Disney’s incoming chief executive, Josh D’Amaro, is set to receive a compensation package worth about $38 million as he prepares to take over from longtime CEO Bob Iger next month.
D’Amaro, who currently heads Disney’s theme parks and experiences division, will earn a base salary of $2.5 million annually, according to filings with the U.S. Securities and Exchange Commission. He will also receive a one-time bonus of $9.75 million when he formally assumes the role.
In addition, D’Amaro will be awarded $26.2 million in long-term stock incentives each year, along with an annual performance bonus of up to 250% of his base salary, provided he meets specified targets.
Disney’s board announced on Tuesday that D’Amaro would succeed Iger, with the leadership transition scheduled for next month. Iger will officially step down on March 18, move into a senior adviser role, and remain on Disney’s board until December 31, after which he will fully retire.
D’Amaro is widely viewed as a popular choice among Disney employees and park-level leadership. Known for his hands-on management style, he is frequently seen in the company’s parks, engaging directly with staff and reinforcing Disney’s internal culture.
Meanwhile, Dana Walden, Disney Entertainment’s co-chair and long considered a leading contender for the CEO role, will take on a newly created position as president and chief creative officer. Her compensation package is valued at $24 million.

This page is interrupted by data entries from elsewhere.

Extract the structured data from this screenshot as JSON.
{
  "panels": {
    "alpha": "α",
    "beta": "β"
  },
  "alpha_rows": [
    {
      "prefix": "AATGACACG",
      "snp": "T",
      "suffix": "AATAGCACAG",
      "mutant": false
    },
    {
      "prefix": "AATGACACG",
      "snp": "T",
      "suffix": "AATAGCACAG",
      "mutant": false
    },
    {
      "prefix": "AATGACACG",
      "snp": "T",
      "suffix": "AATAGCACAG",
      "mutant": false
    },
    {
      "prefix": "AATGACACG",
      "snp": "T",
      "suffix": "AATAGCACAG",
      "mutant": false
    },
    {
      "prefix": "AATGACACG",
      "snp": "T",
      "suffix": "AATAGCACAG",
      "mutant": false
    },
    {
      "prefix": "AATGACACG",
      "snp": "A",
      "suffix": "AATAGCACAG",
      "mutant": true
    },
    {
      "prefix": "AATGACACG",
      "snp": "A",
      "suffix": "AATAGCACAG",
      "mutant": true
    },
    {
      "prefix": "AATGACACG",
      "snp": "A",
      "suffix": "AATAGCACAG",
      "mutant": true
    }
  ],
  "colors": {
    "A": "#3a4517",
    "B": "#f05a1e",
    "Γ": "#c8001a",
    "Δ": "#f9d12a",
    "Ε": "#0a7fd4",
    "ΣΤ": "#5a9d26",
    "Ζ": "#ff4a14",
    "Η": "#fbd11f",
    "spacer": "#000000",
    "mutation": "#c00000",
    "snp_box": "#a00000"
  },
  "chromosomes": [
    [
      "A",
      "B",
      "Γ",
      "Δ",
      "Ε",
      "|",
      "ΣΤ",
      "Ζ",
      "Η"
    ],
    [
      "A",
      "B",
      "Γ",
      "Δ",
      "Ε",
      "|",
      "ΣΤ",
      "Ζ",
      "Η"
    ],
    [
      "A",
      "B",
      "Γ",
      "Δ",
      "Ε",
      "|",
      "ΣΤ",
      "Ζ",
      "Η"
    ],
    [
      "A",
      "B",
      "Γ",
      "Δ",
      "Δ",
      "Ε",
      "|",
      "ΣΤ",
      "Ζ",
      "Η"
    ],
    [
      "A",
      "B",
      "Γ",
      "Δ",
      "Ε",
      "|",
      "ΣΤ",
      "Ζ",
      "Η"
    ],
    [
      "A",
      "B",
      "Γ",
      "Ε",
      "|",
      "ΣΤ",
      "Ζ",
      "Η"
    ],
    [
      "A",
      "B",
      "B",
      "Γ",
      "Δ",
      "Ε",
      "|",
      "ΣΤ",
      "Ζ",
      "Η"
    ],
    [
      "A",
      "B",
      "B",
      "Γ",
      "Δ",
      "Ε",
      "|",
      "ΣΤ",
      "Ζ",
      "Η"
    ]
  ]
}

Walden’s contract includes a $3.75 million annual base salary, a one-time award of $5.26 million, and annual stock grants worth $15.75 million. She will also be eligible for a bonus of up to 200 per cent of her base salary, as well as a performance-based “hit series bonus” tied to the success of Disney’s original content.
Her contract runs through March 17, 2030.
Since joining Disney in 2019 through the Fox acquisition, Walden has overseen the company’s television, streaming, and content operations. She has been credited with helping stabilise Disney’s entertainment business during a period marked by cost-cutting, strategic shifts, and intense competition in the global media landscape.